We are excited to announce our forthcoming workshop in the reception of the ancient Greek and Roman classics in 20th- and 21st-century poetry.
This one-day workshop will be a collaboration with Classics And Poetry Now (CAPN), an international project designed to foster long-term, collaborative research in the field, led by Prof Lorna Hardwick (Open University), and the Institute of Classical Studies.
It is aimed specifically at Postgraduate and Early Career post-doctoral researchers* (but attendance is open to all career stages) and will be held on Thursday 2nd November 2017 at the Institute of Classical Studies, Senate House, London, UK.
Respondent: Prof Lorna Hardwick.
Expressions of Interest welcome NOW.
Deadline for Abstracts 10 September 2017.
The classical makes its presence felt in modern poetry in apparently infinite ways. The translation of classical poetry is enormously variable both in what it does and the way it does it. Other traces and presences—lurking or overt—of ‘the classical’ in modern poetic texts (e.g. allusions, use of ancient myth and history, narrative frameworks, rewritings, writings ‘After…’ etc.) are even harder to define.
Today’s relationship with the classical world is changing. While the poet Kate Tempest has recently championed the use of classical myth, claiming that the “old stories… reinvigorate the present tense…” (BBC R4: 8 May 2017), others are less sure of the cultural and social relevance of the classical in contemporary discourse. For example, the poet Ross Sutherland provocatively suggests that the videogame Street Fighter 2 provides a better frame of poetic reference than classical literature in his preface to his sonnet collection HYAKURETSU KYAKU (2011). Such recent statements clearly demonstrate the contested nature of the classical within British poetry and society more broadly. Out of such contestation numerous questions arise.
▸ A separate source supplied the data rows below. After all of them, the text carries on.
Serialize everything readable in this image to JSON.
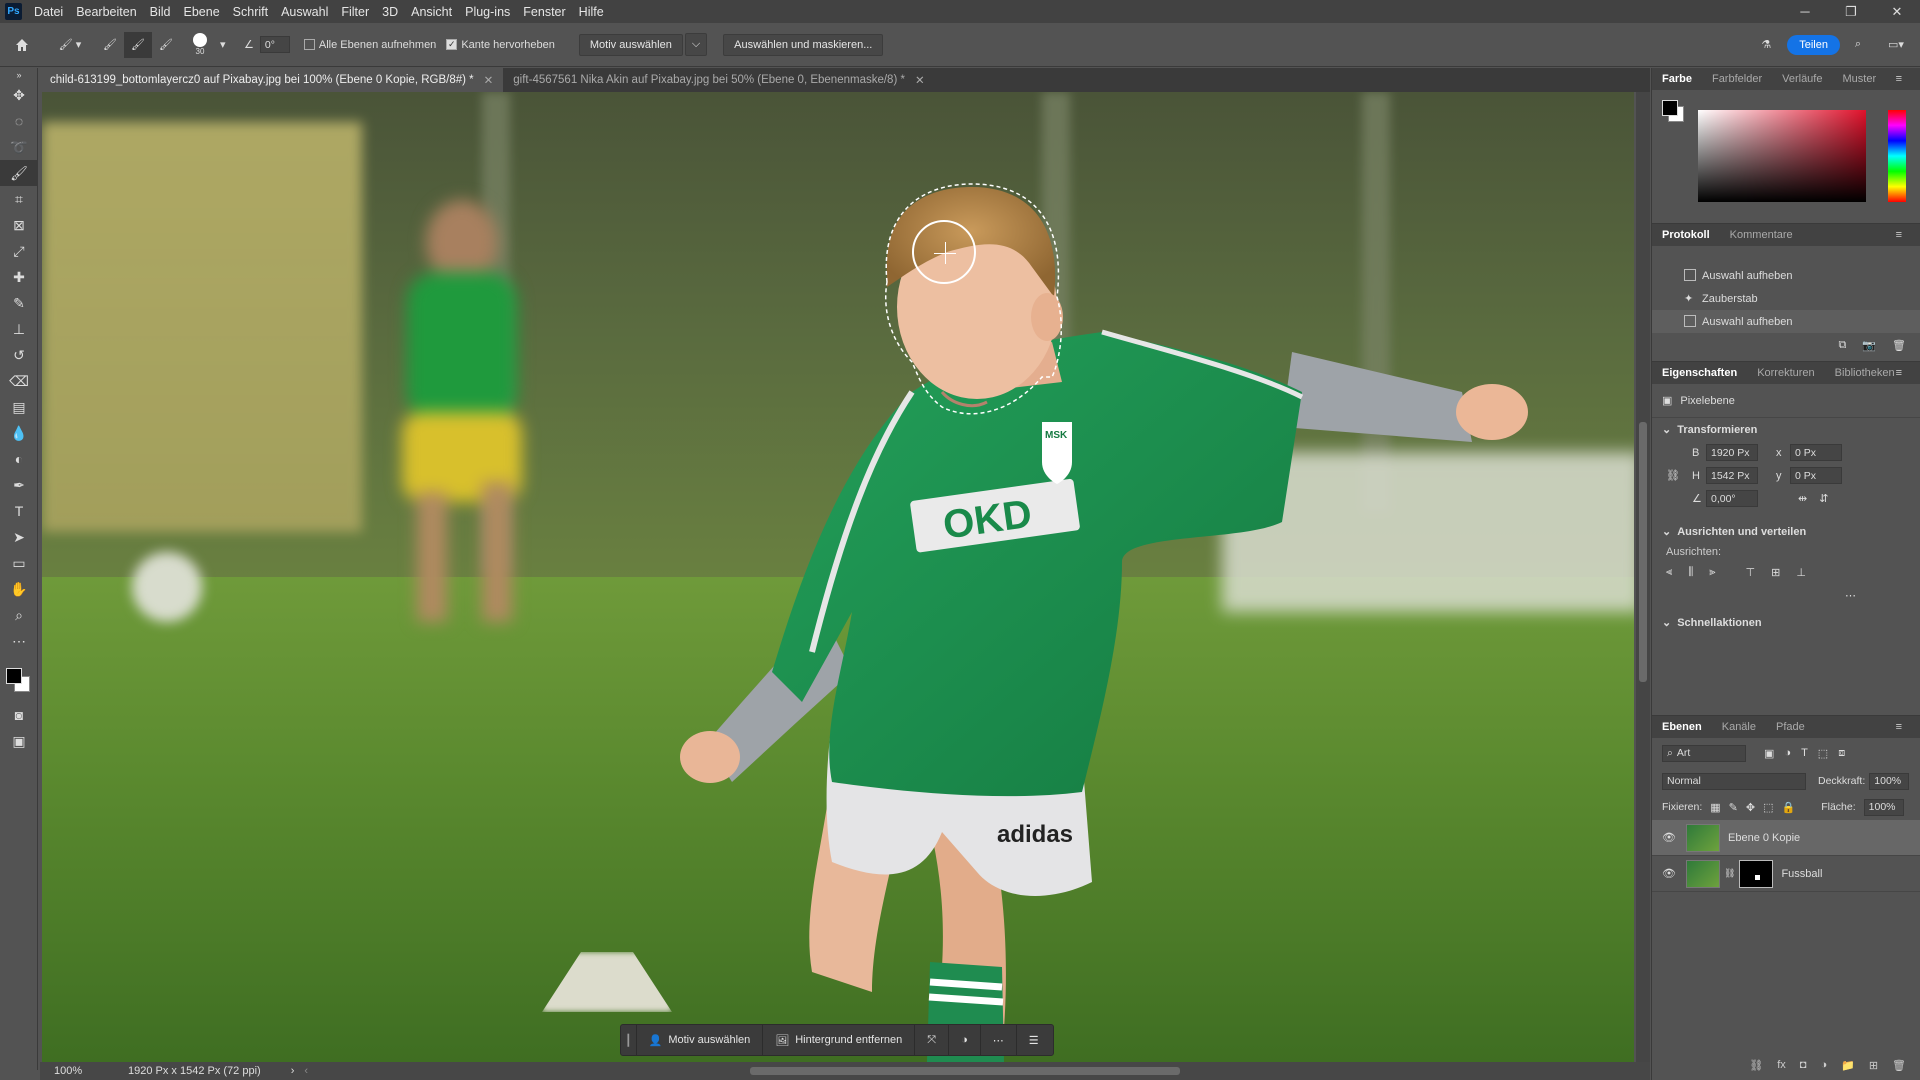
{
  "app": {
    "logo": "Ps"
  },
  "menu": [
    "Datei",
    "Bearbeiten",
    "Bild",
    "Ebene",
    "Schrift",
    "Auswahl",
    "Filter",
    "3D",
    "Ansicht",
    "Plug-ins",
    "Fenster",
    "Hilfe"
  ],
  "options": {
    "brush_size": "30",
    "angle": "0°",
    "all_layers_label": "Alle Ebenen aufnehmen",
    "edge_label": "Kante hervorheben",
    "motif_button": "Motiv auswählen",
    "mask_button": "Auswählen und maskieren...",
    "share_button": "Teilen"
  },
  "tabs": [
    {
      "label": "child-613199_bottomlayercz0 auf Pixabay.jpg bei 100% (Ebene 0 Kopie, RGB/8#) *"
    },
    {
      "label": "gift-4567561 Nika Akin auf Pixabay.jpg bei 50% (Ebene 0, Ebenenmaske/8) *"
    }
  ],
  "contextbar": {
    "motif": "Motiv auswählen",
    "remove_bg": "Hintergrund entfernen"
  },
  "status": {
    "zoom": "100%",
    "doc": "1920 Px x 1542 Px (72 ppi)"
  },
  "color_panel": {
    "tabs": [
      "Farbe",
      "Farbfelder",
      "Verläufe",
      "Muster"
    ]
  },
  "history_panel": {
    "tabs": [
      "Protokoll",
      "Kommentare"
    ],
    "items": [
      "Auswahl aufheben",
      "Zauberstab",
      "Auswahl aufheben"
    ]
  },
  "properties_panel": {
    "tabs": [
      "Eigenschaften",
      "Korrekturen",
      "Bibliotheken"
    ],
    "type": "Pixelebene",
    "transform_label": "Transformieren",
    "w_label": "B",
    "w": "1920 Px",
    "h_label": "H",
    "h": "1542 Px",
    "x_label": "x",
    "x": "0 Px",
    "y_label": "y",
    "y": "0 Px",
    "angle": "0,00°",
    "align_label": "Ausrichten und verteilen",
    "align_sub": "Ausrichten:",
    "quick_label": "Schnellaktionen"
  },
  "layers_panel": {
    "tabs": [
      "Ebenen",
      "Kanäle",
      "Pfade"
    ],
    "filter": "Art",
    "blend": "Normal",
    "opacity_label": "Deckkraft:",
    "opacity": "100%",
    "lock_label": "Fixieren:",
    "fill_label": "Fläche:",
    "fill": "100%",
    "layers": [
      {
        "name": "Ebene 0 Kopie",
        "selected": true
      },
      {
        "name": "Fussball",
        "selected": false
      }
    ]
  },
  "jersey": {
    "sponsor": "OKD",
    "crest": "MSK",
    "brand": "adidas"
  },
  "colors": {
    "jersey": "#1e8a4d",
    "accent": "#1473e6"
  }
}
Education clearly plays a key role in our attitude towards the classical. In much of 18th- and 19th-century Europe, for example, the majority of published poets were “classically trained”, i.e. they were taught to read Latin and (often) Greek from an early age, and they wrote in ways that expected similar educational experience from their readers. Most poets and readers now do not read the classical texts—which they may or may not use to access the classical world—in the languages in which they were written. This fundamentally changes the genetics of world poetry.
The effects are visible by shifts in attitudes towards ancient Greece and Rome. They also appear as changes in the creative practice of those poets who continue to engage with ancient works, which in turn changes the way the modern ‘classical’ poetry feels and not only what it means, but how it means.
This day workshop encourages experimentation (both theoretical and formal**) and hopes to explore the full extent of engagements with ancient Greek and Roman culture in poetry in any language and medium made in the 20th and 21st centuries. It seeks to stretch the boundaries of what we know about the mechanics of the creative process, to test the theories we currently use to think about the reception of the classical in poetry, and to ask what is distinctive about the intellectual, formal and aesthetic frameworks that underlie engagements with Greek and Roman antiquity in 20th- and 21st-century poetry.
What does the ancient text (or those classical figures and stories within it look/feel/sound like in modern poetic form? And why do they look/feel/sound that way? What are the key pressures of the present that forge this modern poetic classicism, and how does that compare to earlier manifestations? If the current dominant model for approaching poetic interaction between ancient and modern texts is intertextuality, is it not high time we identified and explored alternative models that more effectively illuminate the practice of poets and the experience of readers and audiences of poetry?
*Postgraduate researchers and Early Career post-doctoral researchers (i.e. those not already in permanent employment) are invited to present 15-minute papers (or equivalent) on the subject.
**We will consider and advise on any proposed idea – the earlier you get in touch the better.
Papers (or equivalents) will be delivered in English but are strongly encouraged from scholars who engage with non-English-language poetic receptions from all parts of the world. Proposals for presentations via Skype, and/or pre-recorded videos, etc… are also welcome from those unable to travel. Please do, however, investigate the availability of travel bursaries from home institutions and other funding bodies. Where possible and profitable, poems under discussion will be circulated among participants in advance with abstracts.